Peter Kelly, head of sustainability at construction services company ISG, and also part of the CIWM Construction and Demolition Forum, speaks with letsrecycle.com about the project.
The project, which is being run by the Wood Recyclers Association with support from the Construction and Demolition (C&D) Waste Forum of the Chartered Institution of Wastes Management, will form part of work being carried out by the Environment Agency on the classification of hazardous waste wood.
Funding for the research has already come from firms including ISG, Kier, Willmott Dixon, BAM, Keepmoat, MGL, Vinci and Mace. However, the Forum is seeing further funding from the sector as well as wood for testing purposes.
The C&D Waste Forum says it has been working with the Environment Agency, the Wood Recyclers Association, the Wood Protection Association and waste management companies to see how changes in classification on hazardous waste wood could impact the sector.
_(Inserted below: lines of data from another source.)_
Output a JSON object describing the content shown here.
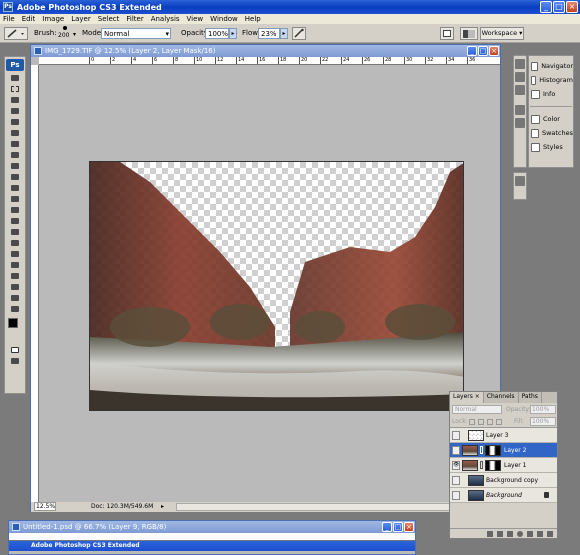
{
  "app": {
    "title": "Adobe Photoshop CS3 Extended",
    "badge": "Ps"
  },
  "window_controls": [
    "_",
    "□",
    "×"
  ],
  "menu": [
    "File",
    "Edit",
    "Image",
    "Layer",
    "Select",
    "Filter",
    "Analysis",
    "View",
    "Window",
    "Help"
  ],
  "options": {
    "brush_label": "Brush:",
    "brush_size": "200",
    "mode_label": "Mode:",
    "mode_value": "Normal",
    "opacity_label": "Opacity:",
    "opacity_value": "100%",
    "flow_label": "Flow:",
    "flow_value": "23%",
    "workspace_label": "Workspace ▾"
  },
  "document": {
    "title": "IMG_1729.TIF @ 12.5% (Layer 2, Layer Mask/16)",
    "zoom": "12.5%",
    "doc_size": "Doc: 120.3M/549.6M",
    "ruler_top": [
      "0",
      "2",
      "4",
      "6",
      "8",
      "10",
      "12",
      "14",
      "16",
      "18",
      "20",
      "22",
      "24",
      "26",
      "28",
      "30",
      "32",
      "34",
      "36"
    ]
  },
  "tools": {
    "badge": "Ps"
  },
  "panels": {
    "items": [
      "Navigator",
      "Histogram",
      "Info",
      "Color",
      "Swatches",
      "Styles"
    ]
  },
  "layers": {
    "tabs": [
      "Layers ×",
      "Channels",
      "Paths"
    ],
    "blend": "Normal",
    "opacity_label": "Opacity:",
    "opacity": "100%",
    "lock_label": "Lock:",
    "fill_label": "Fill:",
    "fill": "100%",
    "rows": [
      {
        "name": "Layer 3",
        "selected": false
      },
      {
        "name": "Layer 2",
        "selected": true
      },
      {
        "name": "Layer 1",
        "selected": false
      },
      {
        "name": "Background copy",
        "selected": false
      },
      {
        "name": "Background",
        "selected": false
      }
    ]
  },
  "document2": {
    "title": "Untitled-1.psd @ 66.7% (Layer 9, RGB/8)",
    "subtitle": "Adobe Photoshop CS3 Extended"
  }
}
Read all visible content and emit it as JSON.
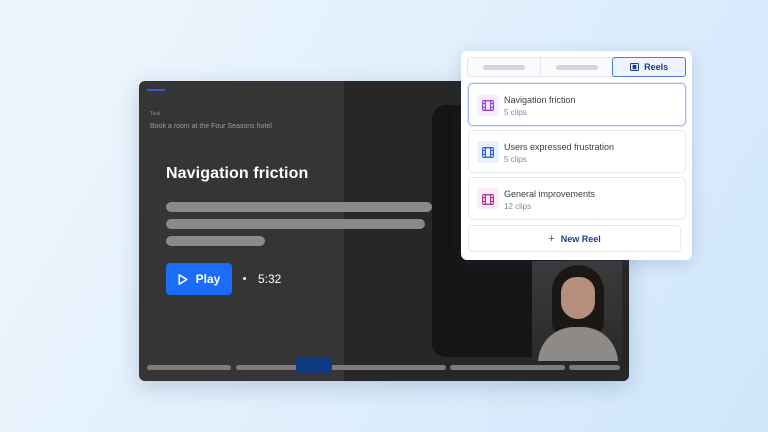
{
  "player": {
    "tiny_label": "Task",
    "task_text": "Book a room at the Four Seasons hotel",
    "title": "Navigation friction",
    "play_label": "Play",
    "duration": "5:32"
  },
  "panel": {
    "tabs": [
      {
        "label": "",
        "active": false
      },
      {
        "label": "",
        "active": false
      },
      {
        "label": "Reels",
        "active": true
      }
    ],
    "reels": [
      {
        "name": "Navigation friction",
        "clips": "5 clips",
        "icon": "film-icon",
        "icon_color": "#9b3fd0",
        "icon_bg": "#f6eefc",
        "selected": true
      },
      {
        "name": "Users expressed frustration",
        "clips": "5 clips",
        "icon": "film-icon",
        "icon_color": "#2b63d9",
        "icon_bg": "#eaf1fe",
        "selected": false
      },
      {
        "name": "General improvements",
        "clips": "12 clips",
        "icon": "film-icon",
        "icon_color": "#b0359f",
        "icon_bg": "#fbeef8",
        "selected": false
      }
    ],
    "new_reel_label": "New Reel"
  },
  "colors": {
    "accent": "#1a6dfa",
    "panel_accent": "#1f3e8a"
  }
}
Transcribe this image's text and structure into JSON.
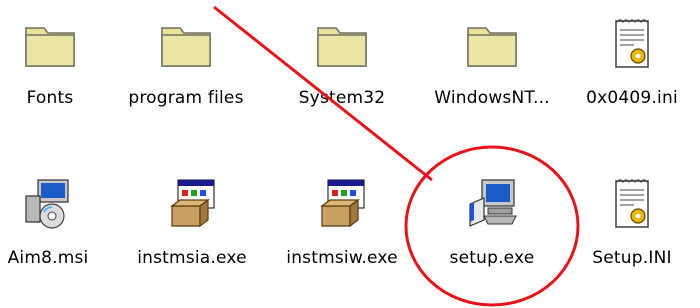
{
  "files": [
    {
      "name": "Fonts",
      "icon": "folder-icon"
    },
    {
      "name": "program files",
      "icon": "folder-icon"
    },
    {
      "name": "System32",
      "icon": "folder-icon"
    },
    {
      "name": "WindowsNT...",
      "icon": "folder-icon"
    },
    {
      "name": "0x0409.ini",
      "icon": "ini-file-icon"
    },
    {
      "name": "Aim8.msi",
      "icon": "msi-installer-icon"
    },
    {
      "name": "instmsia.exe",
      "icon": "installer-exe-icon"
    },
    {
      "name": "instmsiw.exe",
      "icon": "installer-exe-icon"
    },
    {
      "name": "setup.exe",
      "icon": "setup-exe-icon"
    },
    {
      "name": "Setup.INI",
      "icon": "ini-file-icon"
    }
  ],
  "annotation": {
    "color": "#e8141b",
    "target": "setup.exe"
  }
}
So far, initial studies by the Wood Protection Association (WPA) indicate that construction wood treated after 2008 is likely to be non-hazardous, except for any wood treated with creosote. This may mean that offcuts from new construction work would be able to be disposed of as non-hazardous waste.
However, this is yet to be confirmed and testing of new timber may be required to prove this.
The WPA studies also indicate that a proportion of waste wood coming out of demolition projects from structures built prior to 2008 could be hazardous. This is where the testing is likely to shed further light.
The research project includes testing to determine date ranges for when the components are likely to be hazardous or not through collecting a number of potentially hazardous wood components from demolition projects and getting these tested by independent laboratories.
At the end of the testing next year, the Forum will then aim to produce a C&D Industry Waste Wood Guidance document detailing the waste wood which is likely to be hazardous and that which isn’t, and also possible testing techniques that could be used to confirm whether waste wood is hazardous or non-hazardous.
The project will sit alongside testing being undertaken by the Wood Recyclers Association and will help the Environment Agency when reclassifying waste wood.
If successful, the testing model and research could be used in similar future situations such as the identification of new persistent organic pollutants that will affect the construction industry.
It is expected that a “simple to follow visual guide” will be developed to aid classification of hazardous and non-hazardous waste wood.
At the moment, bar telegraph poles and railways sleepers, hazardous assessments are largely done simply on a visual assessment.
The Agency issued a Regulatory Position Statement (RPS) in November 2017 that allows mixed waste wood to be classified as non-hazardous, as long as it was destined for an Industrial Emissions Directive (IED) Chapter IV compliant permitted incinerator or co-incinerator or for the manufacture of board as a temporary measure.
This has been was extended by a further year to September 2019 (see letsrecycle.com story), but any material not classified by then will need to be disposed of as hazardous.
The reclassification programme was initiated by the Environment Agency, partially prompted by the European Commission, questioning why Germany’s hazardous rate for wood was 15%, and the UK’s was less than 5%, as well as concerns over classification by the UK wood recycling sector.